2. In how many ways does a committee that consists of 5 men and 3 women, can be chosen from 9 men and 12 women?

Solution:

Choosing 5 men out of 9 men = 9C5 ways = 126 ways

Choosing 3 women out of 12 women = 12C3 ways = 220 ways

The committee can be chosen in 27720 ways.

There are many practical real-life implements of permutation and combination. Here is one such real-life example:

Prior applications, it is important to mention that they are interesting! Like sudoku (or maybe a killer samurai sudoku), it can just be interesting. It can also enhance your thinking abilities.

Well, we can say it is used very excessively in reality. However, the theory likely isn’t used so much, but from a realistic point of view, when someone is hungry and has to make themselves a meal, from all the ingredients present in their home, there are a lot of combinations and permutations to observe.

When a person was preparing a sandwich, he required 2 slices of bread. There were 10 left. He could have paired those slices of bread in ^{10}C_{2} (45) ways. And, if theoretically seen, each slice could have been on either top or bottom of the sandwich, so it could have been prepared in 10P2 (90) ways.

FAQ (Frequently Asked Questions)

1. How do you find good combinations and permutations? Give examples of permutations and combinations.

Ans. You need to revise and solve as many problems as you can each day to be able to understand the concept clearly. That is just the bare minimum. Everything is interconnected, so it is curious enough to dig deep into every question and problem every day. If there's one way of mastering it, it has to be the fact that one must not just solve questions but create them too. Keep asking/creating questions and work smart and hard in achieving the answers yourself.

An example of permutations is the number of 2 letter words which can be formed by using the letters in a word say, GREAT;

^{5}P_{2} = (n!)/(n-r)! = (5!)/(5-2)!

An example of combinations is in how many combinations we can write the words using the vowels of the word GREAT;

^{5}C_{2} = (n!)/r!(n-r)! = (5!)/2!(5-2)!

2. What is the difference between Combination and Permutations?

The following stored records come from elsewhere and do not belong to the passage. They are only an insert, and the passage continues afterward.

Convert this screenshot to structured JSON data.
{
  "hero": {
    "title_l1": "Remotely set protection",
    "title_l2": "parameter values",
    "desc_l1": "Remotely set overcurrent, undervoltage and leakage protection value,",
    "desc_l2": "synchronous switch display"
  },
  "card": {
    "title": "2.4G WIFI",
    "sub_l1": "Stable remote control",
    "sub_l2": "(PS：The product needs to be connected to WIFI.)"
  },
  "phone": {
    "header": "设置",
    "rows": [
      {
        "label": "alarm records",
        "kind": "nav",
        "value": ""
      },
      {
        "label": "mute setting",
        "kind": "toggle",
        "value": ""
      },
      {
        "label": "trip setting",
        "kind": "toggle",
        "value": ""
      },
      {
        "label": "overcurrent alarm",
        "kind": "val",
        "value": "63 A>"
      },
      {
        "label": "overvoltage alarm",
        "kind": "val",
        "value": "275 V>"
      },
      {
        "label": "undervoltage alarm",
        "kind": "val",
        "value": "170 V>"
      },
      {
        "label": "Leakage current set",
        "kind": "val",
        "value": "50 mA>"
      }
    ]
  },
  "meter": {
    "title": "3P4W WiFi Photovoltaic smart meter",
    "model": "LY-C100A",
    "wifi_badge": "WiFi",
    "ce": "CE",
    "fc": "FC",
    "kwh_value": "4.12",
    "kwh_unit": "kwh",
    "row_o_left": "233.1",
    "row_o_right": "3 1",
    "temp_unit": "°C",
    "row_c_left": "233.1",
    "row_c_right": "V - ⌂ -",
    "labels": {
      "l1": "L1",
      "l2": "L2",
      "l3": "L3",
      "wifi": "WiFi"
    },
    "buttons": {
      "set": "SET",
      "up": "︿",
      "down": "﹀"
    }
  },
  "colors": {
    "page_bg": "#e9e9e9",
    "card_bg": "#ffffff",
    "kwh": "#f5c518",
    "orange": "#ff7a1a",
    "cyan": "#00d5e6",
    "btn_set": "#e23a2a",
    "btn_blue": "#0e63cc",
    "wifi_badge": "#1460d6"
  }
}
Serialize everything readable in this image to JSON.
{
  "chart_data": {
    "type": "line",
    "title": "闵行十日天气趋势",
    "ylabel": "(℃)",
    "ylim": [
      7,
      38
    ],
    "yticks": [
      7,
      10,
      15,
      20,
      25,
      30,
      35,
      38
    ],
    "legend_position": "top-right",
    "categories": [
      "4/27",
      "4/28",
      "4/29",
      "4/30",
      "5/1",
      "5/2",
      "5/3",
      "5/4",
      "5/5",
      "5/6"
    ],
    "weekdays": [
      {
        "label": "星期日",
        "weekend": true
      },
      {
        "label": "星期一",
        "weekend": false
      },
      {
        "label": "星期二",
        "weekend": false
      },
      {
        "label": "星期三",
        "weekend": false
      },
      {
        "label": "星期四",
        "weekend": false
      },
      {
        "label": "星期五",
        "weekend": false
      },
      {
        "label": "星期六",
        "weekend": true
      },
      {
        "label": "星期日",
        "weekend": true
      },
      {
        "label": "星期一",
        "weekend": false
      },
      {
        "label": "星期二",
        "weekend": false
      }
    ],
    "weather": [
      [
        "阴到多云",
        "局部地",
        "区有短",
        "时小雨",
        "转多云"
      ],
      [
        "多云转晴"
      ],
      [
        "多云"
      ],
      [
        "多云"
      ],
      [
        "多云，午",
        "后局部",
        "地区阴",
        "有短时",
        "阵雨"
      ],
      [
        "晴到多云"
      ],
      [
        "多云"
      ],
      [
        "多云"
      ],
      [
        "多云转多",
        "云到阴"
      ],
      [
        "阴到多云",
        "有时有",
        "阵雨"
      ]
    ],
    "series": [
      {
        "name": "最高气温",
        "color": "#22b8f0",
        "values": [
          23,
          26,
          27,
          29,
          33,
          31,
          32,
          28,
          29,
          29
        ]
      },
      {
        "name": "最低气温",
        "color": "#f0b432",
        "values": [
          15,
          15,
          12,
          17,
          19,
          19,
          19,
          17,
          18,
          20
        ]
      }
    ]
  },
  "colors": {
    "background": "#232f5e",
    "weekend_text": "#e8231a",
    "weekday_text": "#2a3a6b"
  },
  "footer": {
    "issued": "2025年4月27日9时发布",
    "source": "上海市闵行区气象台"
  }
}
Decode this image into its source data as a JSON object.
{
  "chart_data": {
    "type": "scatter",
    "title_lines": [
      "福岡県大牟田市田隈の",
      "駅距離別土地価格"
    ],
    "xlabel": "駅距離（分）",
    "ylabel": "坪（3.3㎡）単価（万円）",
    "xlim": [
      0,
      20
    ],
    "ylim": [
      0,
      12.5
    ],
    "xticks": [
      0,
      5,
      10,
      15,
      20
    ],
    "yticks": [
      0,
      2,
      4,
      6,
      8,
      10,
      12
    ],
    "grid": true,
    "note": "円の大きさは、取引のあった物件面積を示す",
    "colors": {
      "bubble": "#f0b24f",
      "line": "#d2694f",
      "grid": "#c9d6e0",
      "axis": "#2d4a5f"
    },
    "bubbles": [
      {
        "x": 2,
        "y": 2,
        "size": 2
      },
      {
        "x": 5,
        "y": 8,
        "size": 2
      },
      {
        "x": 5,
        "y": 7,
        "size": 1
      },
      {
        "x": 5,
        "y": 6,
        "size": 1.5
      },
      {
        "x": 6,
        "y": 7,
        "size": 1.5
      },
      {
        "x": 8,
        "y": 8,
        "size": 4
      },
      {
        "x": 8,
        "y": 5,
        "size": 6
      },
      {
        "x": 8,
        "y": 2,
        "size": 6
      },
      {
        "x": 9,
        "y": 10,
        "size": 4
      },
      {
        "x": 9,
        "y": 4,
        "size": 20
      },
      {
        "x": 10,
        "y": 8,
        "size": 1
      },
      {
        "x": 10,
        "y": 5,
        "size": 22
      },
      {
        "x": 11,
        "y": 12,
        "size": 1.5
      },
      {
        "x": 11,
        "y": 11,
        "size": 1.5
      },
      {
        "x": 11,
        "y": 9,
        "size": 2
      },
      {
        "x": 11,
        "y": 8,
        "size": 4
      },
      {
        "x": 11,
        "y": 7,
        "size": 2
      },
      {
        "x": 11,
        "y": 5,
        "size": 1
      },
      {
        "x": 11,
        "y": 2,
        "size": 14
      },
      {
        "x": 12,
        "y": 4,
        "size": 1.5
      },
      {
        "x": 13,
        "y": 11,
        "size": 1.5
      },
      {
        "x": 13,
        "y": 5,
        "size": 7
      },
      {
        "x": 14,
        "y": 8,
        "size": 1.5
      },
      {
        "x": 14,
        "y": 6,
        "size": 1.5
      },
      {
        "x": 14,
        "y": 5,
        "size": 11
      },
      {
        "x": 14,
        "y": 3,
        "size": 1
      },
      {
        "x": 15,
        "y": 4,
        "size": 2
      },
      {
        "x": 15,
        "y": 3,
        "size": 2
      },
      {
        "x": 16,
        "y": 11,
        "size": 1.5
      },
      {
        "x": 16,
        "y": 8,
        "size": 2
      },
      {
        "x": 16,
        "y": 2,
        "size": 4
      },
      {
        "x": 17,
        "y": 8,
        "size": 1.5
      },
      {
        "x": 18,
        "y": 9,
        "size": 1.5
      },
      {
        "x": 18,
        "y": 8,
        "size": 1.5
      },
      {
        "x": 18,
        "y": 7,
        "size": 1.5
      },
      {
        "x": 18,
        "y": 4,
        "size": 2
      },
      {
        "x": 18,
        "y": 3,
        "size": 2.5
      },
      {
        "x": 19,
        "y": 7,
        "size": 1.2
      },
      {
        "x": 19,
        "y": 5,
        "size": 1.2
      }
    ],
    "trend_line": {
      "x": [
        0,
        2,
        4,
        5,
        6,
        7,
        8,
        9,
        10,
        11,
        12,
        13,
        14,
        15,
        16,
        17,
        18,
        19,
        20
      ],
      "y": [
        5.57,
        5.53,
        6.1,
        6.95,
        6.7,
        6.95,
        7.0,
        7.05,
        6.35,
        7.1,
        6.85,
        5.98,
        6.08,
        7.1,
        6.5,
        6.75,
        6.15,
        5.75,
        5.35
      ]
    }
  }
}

Ans. A combination is a mathematical method that decides the number of achievable positioning in a group of objects where the sequence of the preference does not matter. In combinations, you might pick the items in any sequence. Combinations can be jumbled with permutations so one has to be very careful about it and make sure that the two different terms "combinations" and "Permutations" do not get jumbled. The idea of each term should be crystal clear to not make mistakes.

To examine whether a question is a permutation or combination question, question yourself if the sequence matters. If the sequence of things is vital, then it is a permutation question, if the sequence doesn't matter then it is a combination question. Although no matter how easy it seems to differentiate between the two, it does become tricky at times to know if the question given is permutation or combination. Regular practice is the key to avoid such problems and uncertainty.